Businesses & Organizations

Understanding Health Spending Account Rollover Rules in Canada

Garrett Agencies Team
June 12, 2024
5 min read


Health Spending Accounts (HSAs) offer a flexible and cost-effective way for businesses in Canada to provide health benefits to their employees. However, to ensure these accounts are used effectively and in accordance with Canadian Revenue Agency (CRA) guidelines, it's important to understand the rules surrounding HSA rollovers.

Incorporating Risk to Qualify

A fundamental requirement for an HSA to qualify under CRA regulations is the inclusion of an element of risk. This is achieved by setting a spending or benefit limit that must be utilized within a designated timeframe. If an HSA were to allow benefits to accumulate indefinitely without any stipulated annual limits, it would not meet the CRA's definition of providing a reasonable degree of risk. Consequently, such an arrangement would transform the HSA into a taxable benefit, disqualifying it from offering tax-free health benefits.

Rollover Mechanism Explained

For a typical HSA, each employee category is allocated a specific spending limit per plan year. Should there be any unused funds by the end of a plan year, these can be carried over to the next. However, this rollover privilege is capped at one additional year. By the conclusion of this second plan year, any funds from the first year that remain unclaimed are forfeited. It's important to note that while these funds are forfeited by the employee, they revert to the employer and can be withdrawn.

Practical Examples

Small Business Scenario (i.e. with employees):
  • Consider a small business with five employees, including the owner.
  • The owner allocates $10,000 for themselves, $5,000 for a manager, and $2,500 for each of the three full-time employees annually through the HSA.
  • If the manager spends only $3,000 in the first year, the unclaimed $2,000 rolls over, giving them an $7,000 limit for the next year.
  • Should the manager not utilize this rollover amount, it is forfeited after the second year, although the funds remain with the employer.
Self-employed & Incorporated Professional Scenario:
  • An incorporated professional, aged 45, with a spouse and two children, allocates a $15,000 annual limit for their HSA.
  • After spending $5,000 in the first year, the remaining $10,000 rolls over to the next year, combining with a fresh $15,000 allocation – thus in the second year this professional will have an aggregate limit of $25,000.
  • If, in the second year, $8,000 is claimed, the $2,000 from the first year that wasn't used is forfeited.
  • The professional then starts the third year with a potential $30,000 available, combining the new year's allocation ($15,000) with the unspent amount from the second year ($15,000).

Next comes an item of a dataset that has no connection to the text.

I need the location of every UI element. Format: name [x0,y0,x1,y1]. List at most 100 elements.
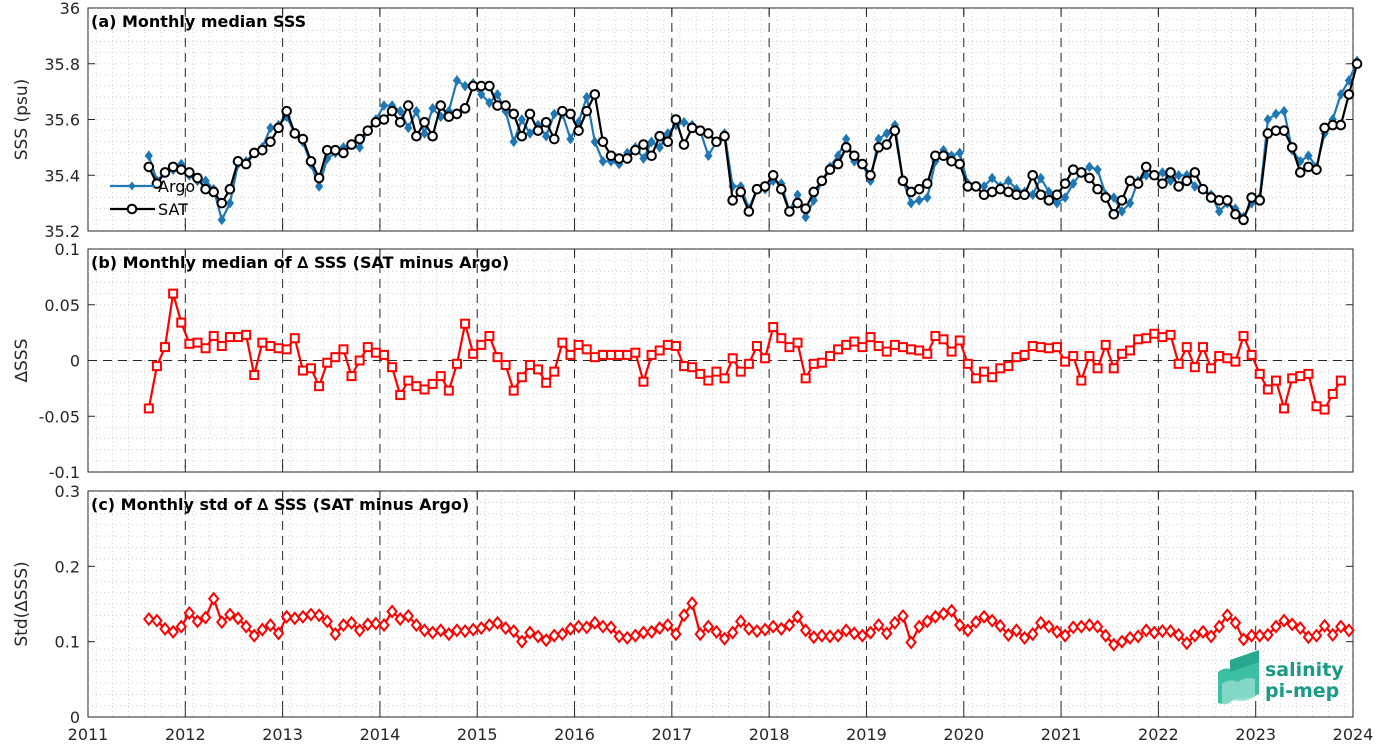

Benefits for Small Business Owners

HSAs have become a popular choice among Canada's small business sector, offering a cost-effective alternative to traditional health insurance plans. They provide affordable, comprehensive coverage that is straightforward to manage. Understanding and adhering to the rollover rules set by the CRA ensures that small businesses can maximize the benefits of HSAs for their employees while remaining compliant with tax regulations.